Due, certo, tra me ho pensato, ma se non si conta il fratellino che è già nel Nirvana.
Aveva cessato di piovere a dirotto quando ci siamo decisi a rientrare, sicché solo Poorti e Chandu sarebbero tornati a casa sull'autorisciò, mentre io ed Ajay avremmo riportato a casa le biciclette.
La caduta di tasca del portafoglio è stato poi il pretesto per avviare Ajay a precedermi mentre lo raccoglievo da terra, e per recarmi allo shop center di Agrawal per acquistare le colle che mi servivano per riparare la copertina di “ the religious imagery of Khajuraho” e il quadrettino devozionale muslim, per ritornare indietro al negozio di articoli per la casa di un negoziante jain, ed acquistare la cesta metallica che ancora occorreva, perché Vimala potesse disporvi rialzate dal suolo tutte le stoviglie e le posate in uso.

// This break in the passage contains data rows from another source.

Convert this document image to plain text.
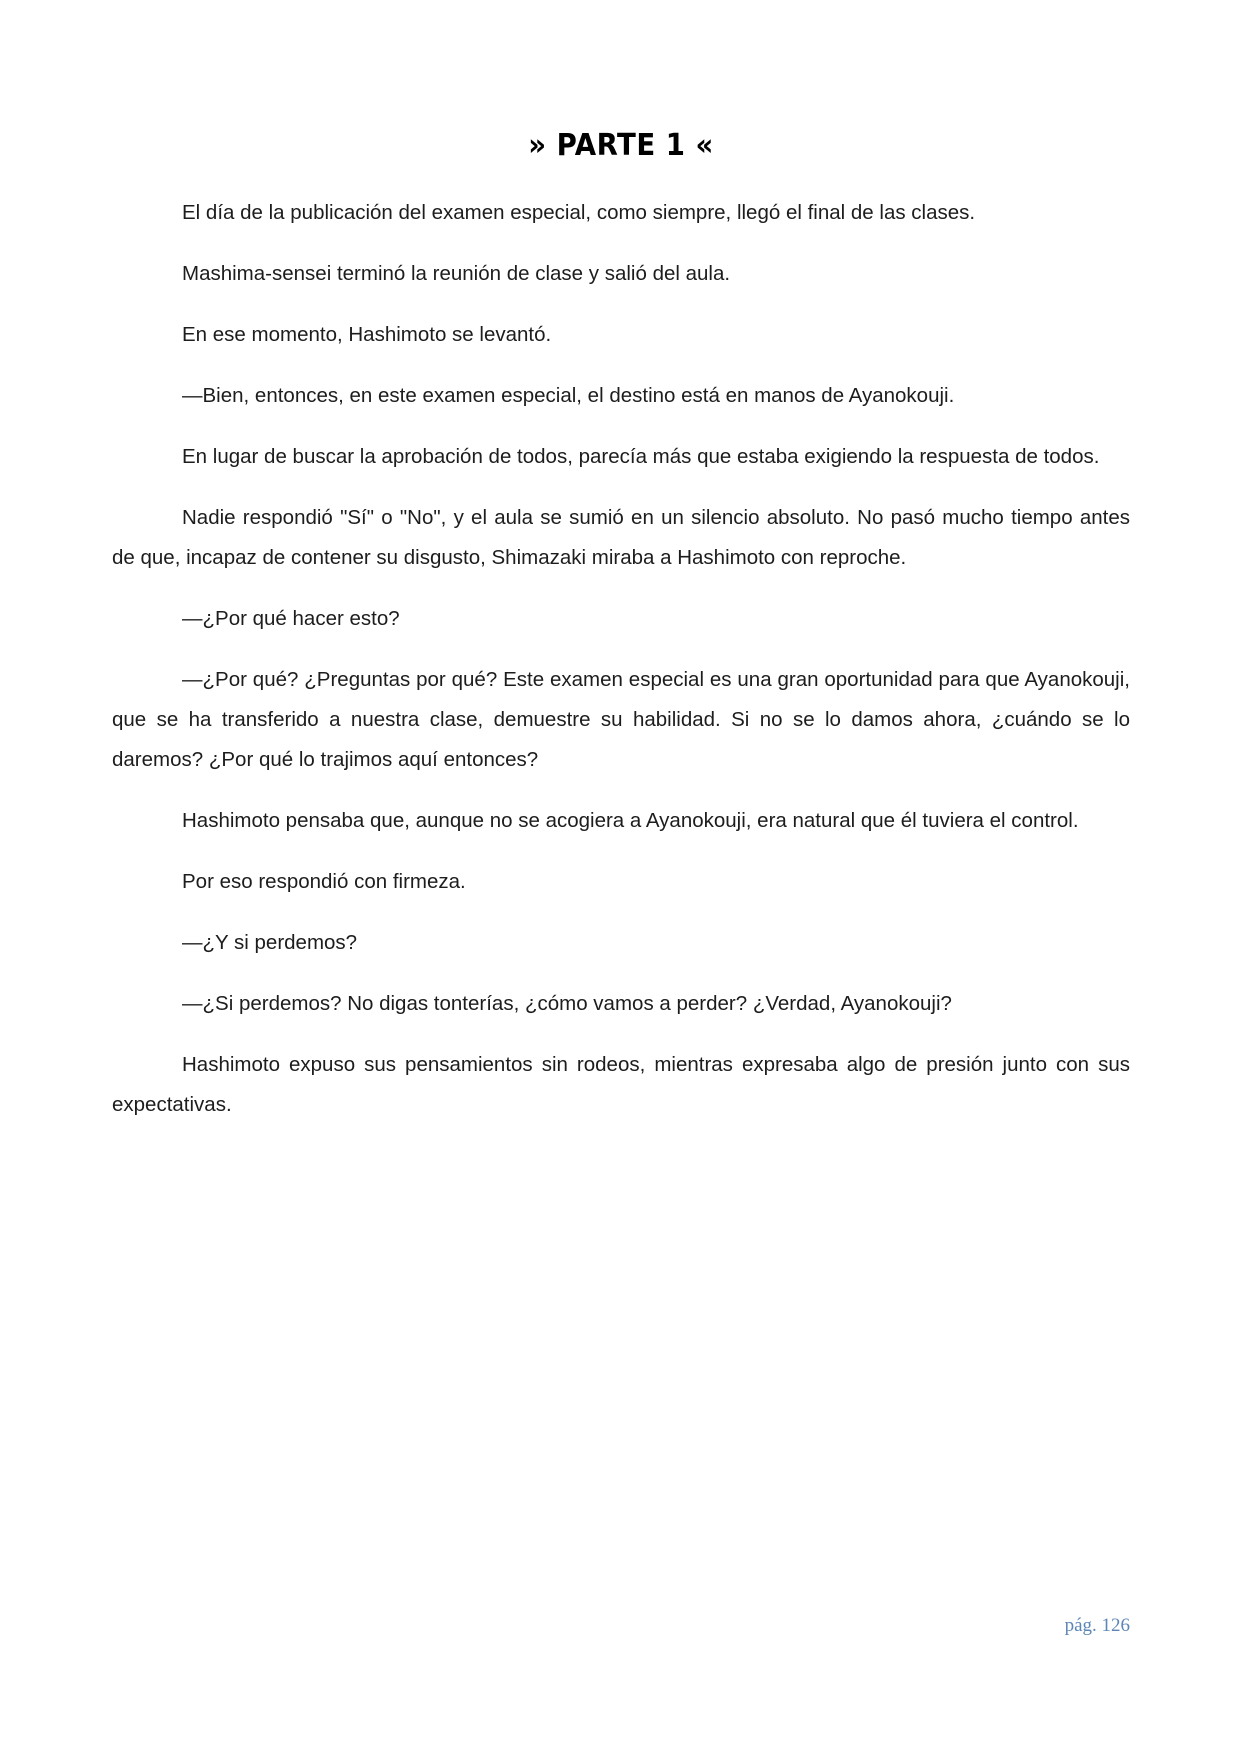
» PARTE 1 «

El día de la publicación del examen especial, como siempre, llegó el final de las clases.

Mashima-sensei terminó la reunión de clase y salió del aula.

En ese momento, Hashimoto se levantó.

—Bien, entonces, en este examen especial, el destino está en manos de Ayanokouji.

En lugar de buscar la aprobación de todos, parecía más que estaba exigiendo la respuesta de todos.

Nadie respondió "Sí" o "No", y el aula se sumió en un silencio absoluto. No pasó mucho tiempo antes de que, incapaz de contener su disgusto, Shimazaki miraba a Hashimoto con reproche.

—¿Por qué hacer esto?

—¿Por qué? ¿Preguntas por qué? Este examen especial es una gran oportunidad para que Ayanokouji, que se ha transferido a nuestra clase, demuestre su habilidad. Si no se lo damos ahora, ¿cuándo se lo daremos? ¿Por qué lo trajimos aquí entonces?

Hashimoto pensaba que, aunque no se acogiera a Ayanokouji, era natural que él tuviera el control.

Por eso respondió con firmeza.

—¿Y si perdemos?

—¿Si perdemos? No digas tonterías, ¿cómo vamos a perder? ¿Verdad, Ayanokouji?

Hashimoto expuso sus pensamientos sin rodeos, mientras expresaba algo de presión junto con sus expectativas.

pág. 126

Ma mi illudevo ,se cosi credevo di completare la felicità domestica: “ E adesso, brontolava la costernante Vimala, perché non portare indietro quello che avevo acquistato il giorno avanti, che come avevo adocchiato in cucina ad un mio rientro a casa, non bastava per l’occorrenza. Una micragnosità che faceva il paio con la sua ostilità al paio di babbucce che si era provveduto ad acquistarle, perché stando con i piedi sempre in ammollo nel cortile, non seguitasse a contrarvi infezioni.
“ Cerchi piuttosto di salvare denaro acquistando meno gutka”, la rincalzavo.
“ E’ una old lady”, ribadiva esacerbato Kailash, mentre mi cucinava gli spaghetti, e lei assisteva come in atteggiamento di sfida e senza avere niente da voler apprendere, vista la sua ritrosia a muoversi oltre il raggio di duecento metri da casa e ad alimentarsi che di ciò che non fosse cucinato di vegano con le sue mani, a nessun altrove se non il suo villaggio d’origine,” le altre donne cambiano quando vanno in un nuovo posto, lei invece è rimasta tale e quale”, pronta a farsi beffe della mia eccessiva tema di versare nel condimento e sugli spghetti più timo del dovuto, dal vasetto dai cui fori non voleva saperne di uscire.
“ Con tutto il riguardo che ho nei suoi confronti”, commentavo con Kailash, mentre lei si allontanava, per la sua sguaiataggine che è il suo eloquio naturale, per il suo maneggiare la merda con cui sacramenta la porta di casa con la stessa naturalezza con cui prepara il cibo e le bevande, e recupera da terra ogni cosa che vi cade e non la rigetta o la usa di nuovo senza lavarla..
Ma il tragitto verso la quiete del sonno riservava ancora una reprimenda di kailash contro Ajay per la sua persistente irreperibilità, cui mi associavo con ferocia danimo , visto anche che Ajay si negava a una risposta, e un lungo indaffararmi al computer con le immagini di Ajay e Poorti e Chandu in ufficio, per scegliere quella da destinare a facebook, prima che sulla volontà di scrivere prevalesse il sonno, dopo quella di navigare in internet. Ma la pioggia si era fatta intanto talmente scrosciante, che mi correva il pensiero al rosmarino che restava esposto alla sua inclemenza, mentre un gattino mi si infilava nella camera senza che avessi alcun intento di osteggiarne il ricovero,. Salivo sul terrazzo a raccogliere il rosmarino di cui il vaso era divenuto una conca d’acqua,e lo ponevo al riparo in stanza, prendevo i medicinali di turno, l' oleanz incluso, e il sonno mi ghermiva all’istante.